Cue Zillow’s move to abandon the home-flipping business, a cautionary tale on the limits of Big Data. Its algorithms were just not able to account for the fluctuations in consumer needs and pricing that we have experienced over the past two years and to accurately predict future home prices and selling speed.
Consumers are tired of shelling out 6% to an agent who may or may not provide any real value in the transaction—and spending too much time and money on a traditional listing. While iBuyers want to give consumers an easier solution, the danger lies in relying on a computer to decide how much a home is worth. iBuyers may have experienced significant growth, but the question remains if that can continue in a market that is volatile and rapidly changing.
The Right Stuff
So, what role should data play in a real estate decision? At New Western, we believe that data should help accelerate comparative market analyses (CMAs) but that local agents must serve as feet on the street to provide hyper-local intelligence and insight to buyers and sellers.
Many experts agree with us: “What this says to me is that we need to stop over-applying technology in an effort to replace humans, and instead focus on applying technology to make humans better,” notes Baur.
We do see a place for Big Data and AI/ML in assessing opportunities for our agents. These technologies can be combined in a way to find matches between seller opportunities and buyer preferences that result in the most likely candidate rising to the top of the list. Big Data has an important role to play in lead, opportunity, and deal scoring.
Face the Future
A recent KPMG study shows growing interest in digital transformation in real estate—from cost efficiencies to enhanced decision-making. Beyond pricing, data can be used to track demographic and employment trends and help developers identify and develop compelling properties. Add to that apps that use data to project potential income and earnings from a property.
“A developer can thus quickly access hyperlocal community data, paired with land use data and market forecasts, and select the most relevant neighborhoods and type of buildings for development,” reports McKinsey & Company. At New Western, we too leverage data science analytics to look at predictive indicators and assess opportunities for market expansion. But we still rely on people to dig deeper and make the final decision on where we'll expand next.
Big Data can also play a role in how properties are marketed. Agents can use search engine and advertising data to refine and target relevant audiences. The sales process is yet another area where data can be used to create models measuring visitor interactions on competitor websites in addition to tracking interaction with advertising.

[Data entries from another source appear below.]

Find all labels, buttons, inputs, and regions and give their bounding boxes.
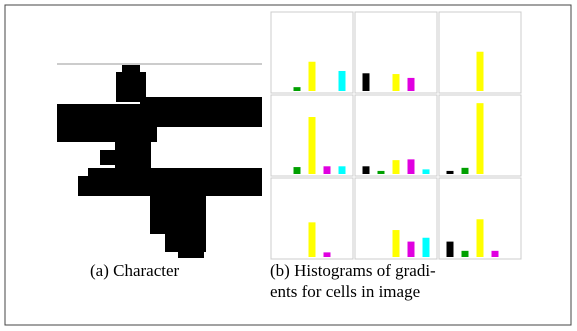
pixel-block <box>122 65 140 73</box>
caption-b-line: (b) Histograms of gradi- <box>270 261 436 280</box>
bar <box>309 62 316 91</box>
caption-a: (a) Character <box>90 261 180 280</box>
bar <box>378 171 385 174</box>
bar <box>423 238 430 257</box>
bar <box>363 166 370 174</box>
figure: (a) Character (b) Histograms of gradi- e… <box>0 0 577 331</box>
bar <box>477 103 484 174</box>
pixel-block <box>88 168 262 196</box>
bar <box>462 251 469 257</box>
bar <box>477 52 484 91</box>
bar <box>339 166 346 174</box>
bar <box>492 251 499 257</box>
bar <box>462 168 469 174</box>
pixel-block <box>165 232 206 252</box>
bar <box>309 117 316 174</box>
bar <box>309 222 316 257</box>
bar <box>339 71 346 91</box>
bar <box>393 74 400 91</box>
bar <box>393 160 400 174</box>
bar <box>408 78 415 91</box>
pixel-block <box>150 194 206 234</box>
pixel-block <box>178 250 204 258</box>
bar <box>363 73 370 91</box>
bar <box>408 242 415 257</box>
bar <box>447 171 454 174</box>
bar <box>477 219 484 257</box>
bar <box>423 169 430 174</box>
caption-b-line: ents for cells in image <box>270 282 420 301</box>
bar <box>294 167 301 174</box>
bar <box>393 230 400 257</box>
bar <box>294 87 301 91</box>
pixel-block <box>140 97 262 127</box>
bar <box>324 166 331 174</box>
bar <box>447 242 454 257</box>
pixel-block <box>100 150 120 165</box>
pixel-block <box>115 126 151 170</box>
bar <box>324 252 331 257</box>
bar <box>408 159 415 174</box>
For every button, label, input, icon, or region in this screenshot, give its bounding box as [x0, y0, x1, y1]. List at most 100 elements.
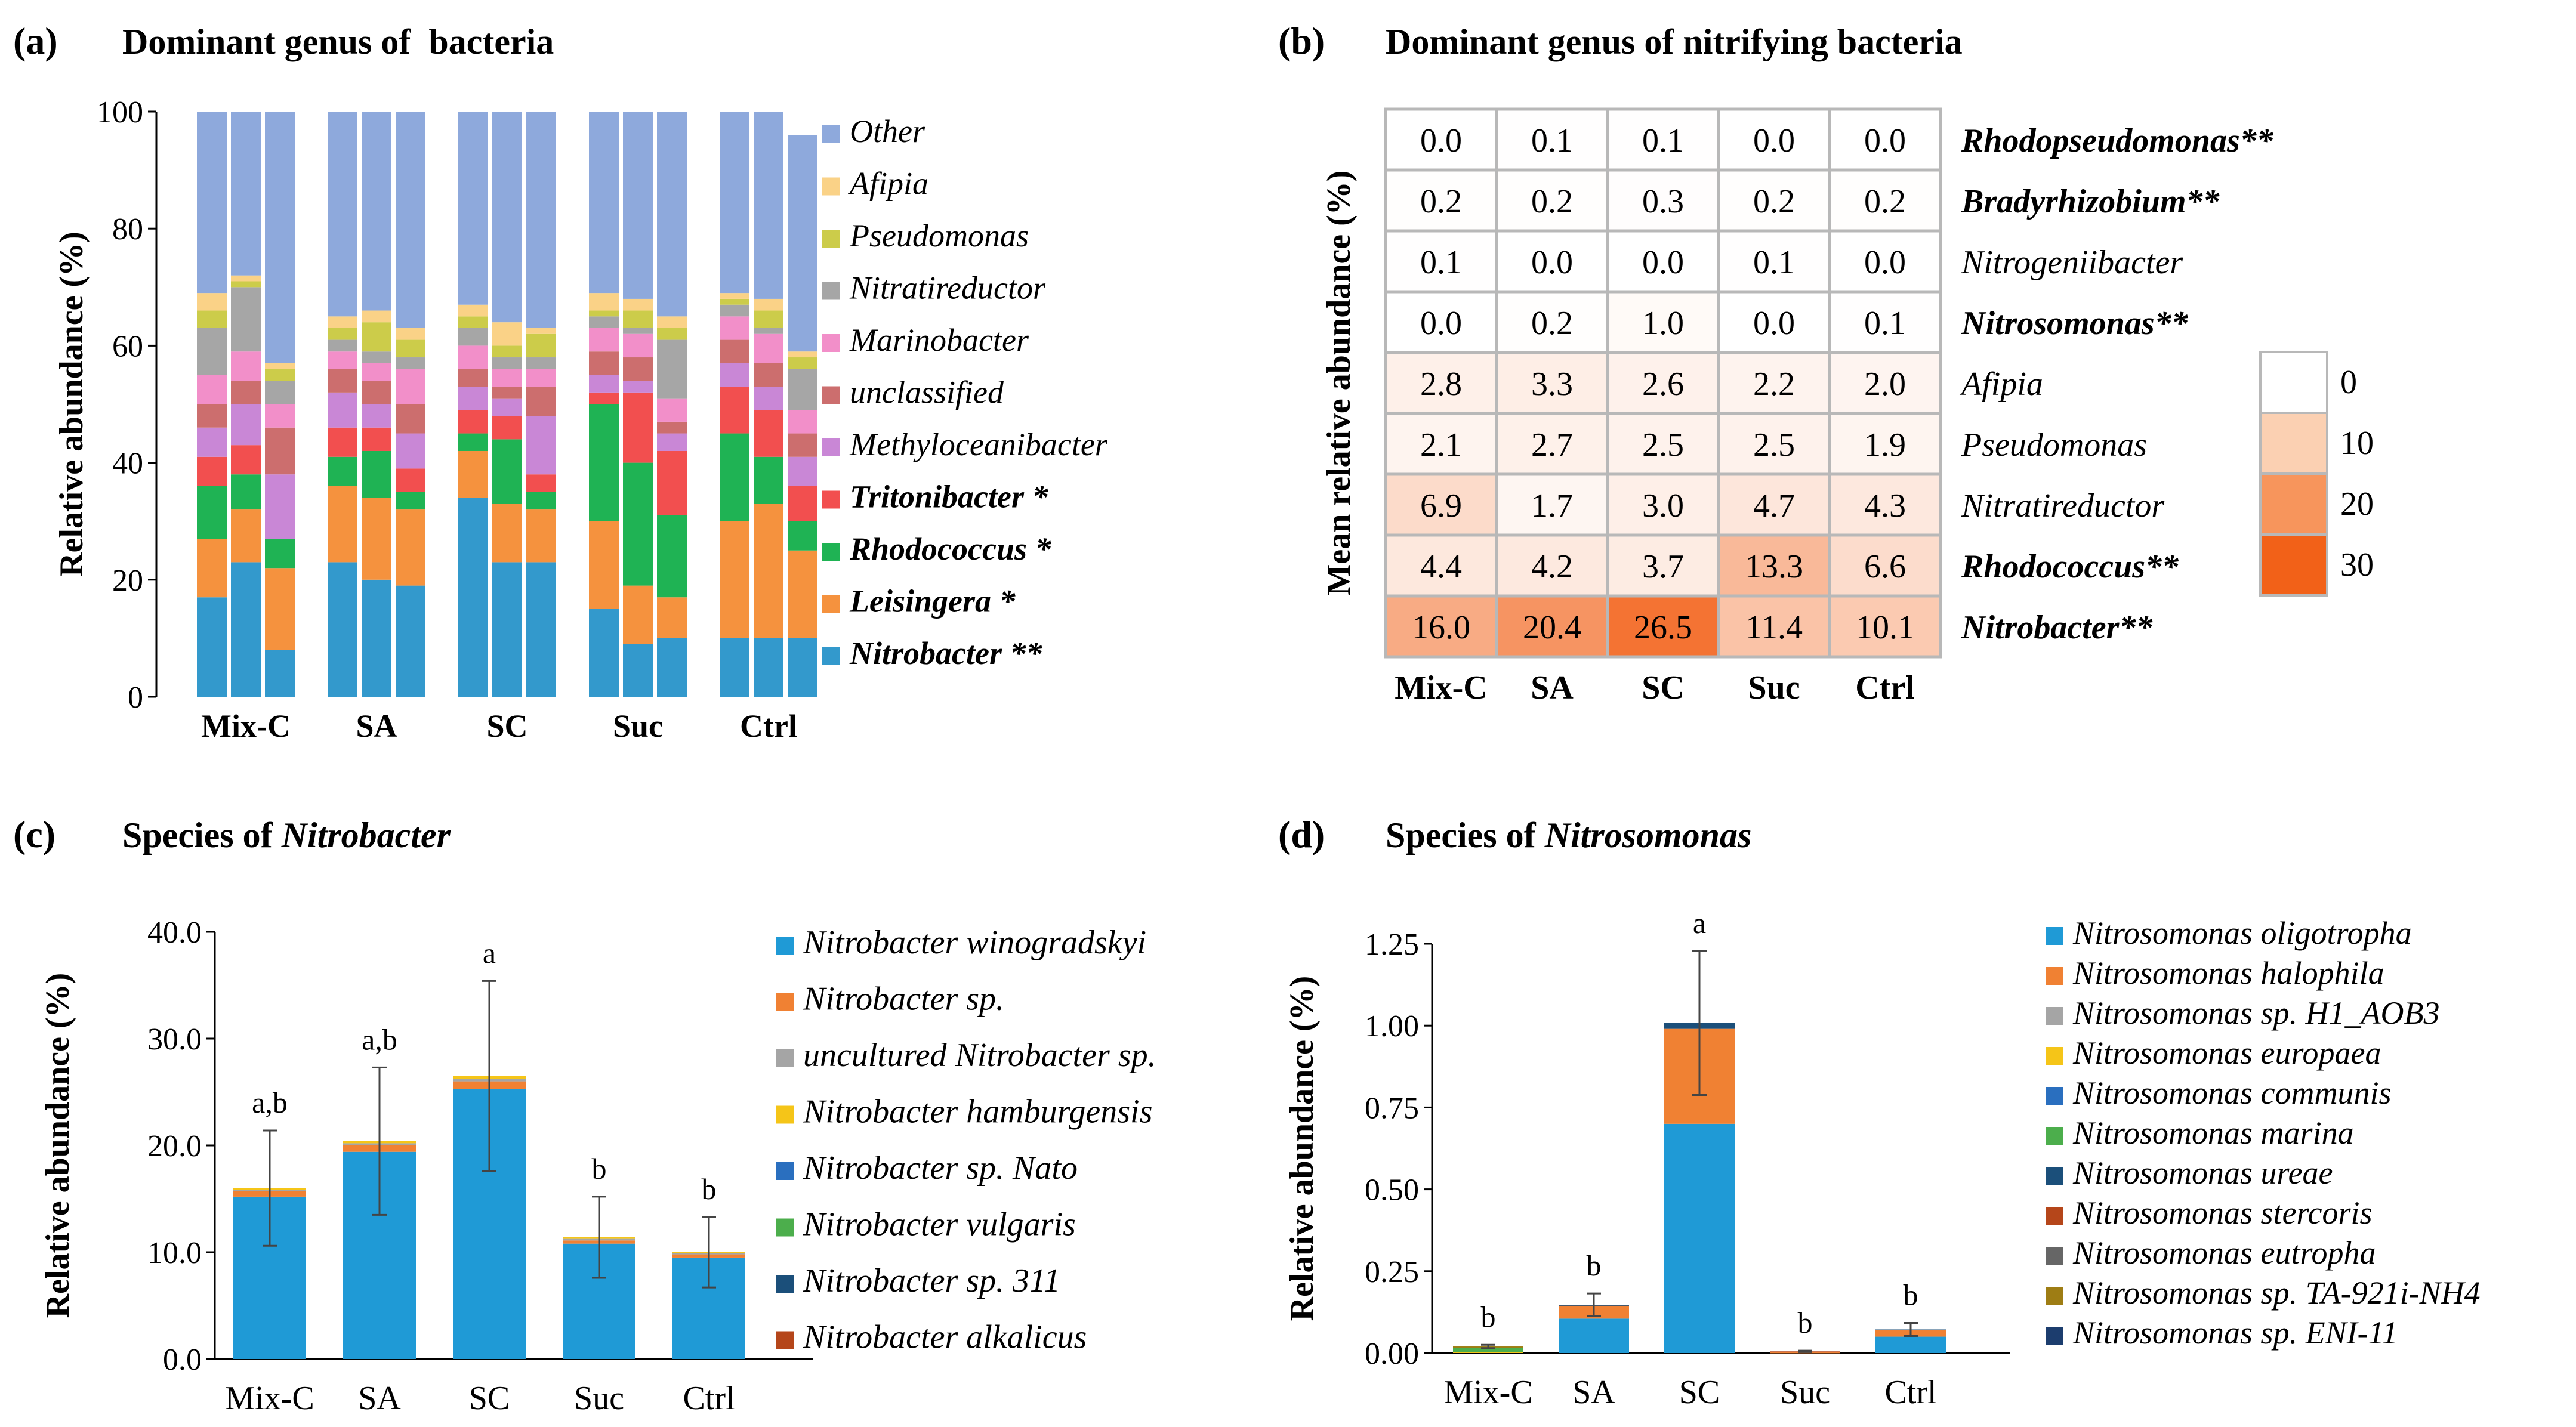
chart-b-cell-value: 1.0 [1642, 305, 1684, 342]
chart-a-segment-pseudomonas [231, 281, 261, 288]
chart-a-segment-tritonibacter [526, 474, 556, 492]
chart-d-legend-label: Nitrosomonas sp. TA-921i-NH4 [2072, 1275, 2481, 1311]
chart-a-segment-rhodococcus [720, 433, 749, 521]
chart-a-segment-other [589, 112, 619, 294]
chart-b-row-label: Nitrobacter** [1961, 609, 2153, 646]
chart-a-legend-label: Nitratireductor [849, 270, 1046, 306]
chart-b-cell-value: 26.5 [1634, 609, 1692, 646]
panel-d-letter: (d) [1278, 813, 1325, 855]
chart-a-segment-marinobacter [589, 328, 619, 352]
chart-b-cell-value: 0.1 [1420, 244, 1462, 281]
chart-a-segment-leisingera [396, 509, 425, 586]
chart-c-y-tick-label: 10.0 [147, 1236, 202, 1270]
chart-b-col-label: Mix-C [1395, 669, 1488, 706]
chart-d-legend-label: Nitrosomonas sp. H1_AOB3 [2072, 995, 2440, 1031]
chart-a-segment-leisingera [265, 568, 295, 650]
chart-a-segment-afipia [589, 293, 619, 311]
chart-b-cell [1717, 229, 1831, 294]
chart-c-legend-label: Nitrobacter sp. Nato [803, 1150, 1078, 1187]
chart-b-col-label: SC [1642, 669, 1685, 706]
chart-b-cell [1384, 290, 1498, 354]
chart-b-cell-value: 0.0 [1864, 122, 1906, 159]
chart-b-row-label: Nitratireductor [1961, 487, 2164, 524]
chart-a-segment-methyloceanibacter [720, 363, 749, 387]
chart-b-cell [1495, 472, 1609, 537]
chart-a-segment-tritonibacter [458, 410, 488, 434]
panel-b-title: Dominant genus of nitrifying bacteria [1386, 22, 1963, 61]
chart-b-cell [1384, 229, 1498, 294]
chart-a-segment-nitratireductor [396, 357, 425, 369]
chart-a-segment-unclassified [265, 427, 295, 475]
chart-a-segment-afipia [197, 293, 227, 311]
chart-a-segment-nitrobacter [720, 638, 749, 697]
chart-a-segment-pseudomonas [754, 310, 783, 328]
chart-a-segment-other [623, 112, 653, 299]
chart-a-segment-methyloceanibacter [754, 387, 783, 410]
chart-b-col-label: Suc [1748, 669, 1800, 706]
chart-a-segment-tritonibacter [623, 392, 653, 463]
chart-c-legend-label: Nitrobacter sp. [803, 981, 1004, 1018]
chart-a-stacked-bars: 0 20 40 60 80 100 Relative abundance (%) Mix-C S… [53, 95, 1108, 744]
chart-d-legend-swatch [2046, 1287, 2063, 1305]
chart-a-legend-swatch [822, 386, 840, 404]
chart-b-cell [1606, 594, 1720, 659]
chart-a-segment-nitratireductor [526, 357, 556, 369]
chart-b-col-label: SA [1531, 669, 1574, 706]
chart-b-cell [1828, 168, 1942, 233]
chart-a-segment-methyloceanibacter [231, 404, 261, 446]
chart-c-sig-letter: a,b [362, 1023, 397, 1056]
chart-b-cell-value: 16.0 [1412, 609, 1470, 646]
panel-a-letter: (a) [13, 20, 58, 62]
chart-b-legend-label: 20 [2340, 486, 2374, 523]
chart-c-x-label: SA [358, 1380, 401, 1417]
chart-a-legend-label: Methyloceanibacter [849, 427, 1108, 462]
chart-a-group-label: Suc [613, 708, 663, 744]
chart-a-segment-nitratireductor [197, 328, 227, 375]
chart-b-cell-value: 0.0 [1864, 244, 1906, 281]
chart-c-x-label: Ctrl [683, 1380, 735, 1417]
chart-b-row-label: Bradyrhizobium** [1961, 183, 2220, 220]
chart-d-y-tick-label: 1.25 [1365, 928, 1419, 962]
chart-c-legend-swatch [776, 1049, 794, 1067]
chart-a-segment-nitrobacter [492, 562, 522, 697]
chart-a-legend-swatch [822, 543, 840, 561]
chart-a-segment-rhodococcus [197, 486, 227, 539]
chart-b-cell-value: 0.1 [1864, 305, 1906, 342]
chart-b-cell-value: 2.5 [1642, 427, 1684, 464]
chart-a-segment-pseudomonas [492, 345, 522, 358]
chart-b-cell-value: 20.4 [1523, 609, 1581, 646]
chart-a-segment-nitrobacter [754, 638, 783, 697]
chart-a-segment-nitrobacter [396, 585, 425, 697]
chart-a-segment-unclassified [328, 369, 357, 393]
chart-d-legend-swatch [2046, 1127, 2063, 1145]
chart-a-segment-pseudomonas [396, 339, 425, 358]
chart-b-col-label: Ctrl [1855, 669, 1915, 706]
chart-a-segment-marinobacter [231, 351, 261, 381]
chart-d-y-tick-label: 0.25 [1365, 1255, 1419, 1289]
chart-b-cell [1717, 290, 1831, 354]
chart-a-segment-nitratireductor [788, 369, 817, 410]
chart-b-cell-value: 0.0 [1753, 122, 1795, 159]
chart-b-legend-label: 10 [2340, 425, 2374, 462]
chart-a-segment-nitratireductor [720, 304, 749, 317]
chart-b-cell-value: 4.7 [1753, 487, 1795, 524]
chart-c-nitrobacter-species: 0.0 10.0 20.0 30.0 40.0 Relative abundance (%… [39, 916, 1156, 1417]
chart-d-legend-swatch [2046, 1167, 2063, 1185]
chart-d-legend-swatch [2046, 1047, 2063, 1065]
chart-a-segment-marinobacter [458, 345, 488, 369]
chart-a-legend-swatch [822, 177, 840, 196]
chart-b-cell [1606, 412, 1720, 476]
chart-a-segment-unclassified [754, 363, 783, 387]
chart-a-segment-pseudomonas [458, 316, 488, 328]
chart-a-segment-other [720, 112, 749, 294]
chart-c-legend-label: Nitrobacter winogradskyi [803, 924, 1146, 961]
chart-a-segment-marinobacter [265, 404, 295, 428]
chart-a-y-tick-label: 100 [97, 95, 143, 129]
chart-a-segment-pseudomonas [197, 310, 227, 328]
chart-a-segment-tritonibacter [720, 387, 749, 434]
chart-a-segment-other [328, 112, 357, 317]
chart-d-x-label: Suc [1780, 1374, 1830, 1411]
chart-a-y-tick-label: 0 [128, 681, 143, 715]
chart-d-y-tick-label: 0.50 [1365, 1173, 1419, 1207]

Data can also be analyzed to evaluate buyer preferences and strength by looking at credit scores, mortgage pre-approvals, and other public records.
While real estate is certainly ripe for disruption and applications like this, many variables must be factored for pricing models to become more effective. The challenge will be how to identify predictive indicators to assess markets—and the current market volatility is going to make that difficult for the time being.
There is a huge role for technology and automation but it’s not the primary one. People will always come first. Information is one piece of the real estate puzzle. But it will always require humans to assess the data along with personal instinct, intuition, and experience to make educated business decisions.
Data is a means to the end…it’s not the end.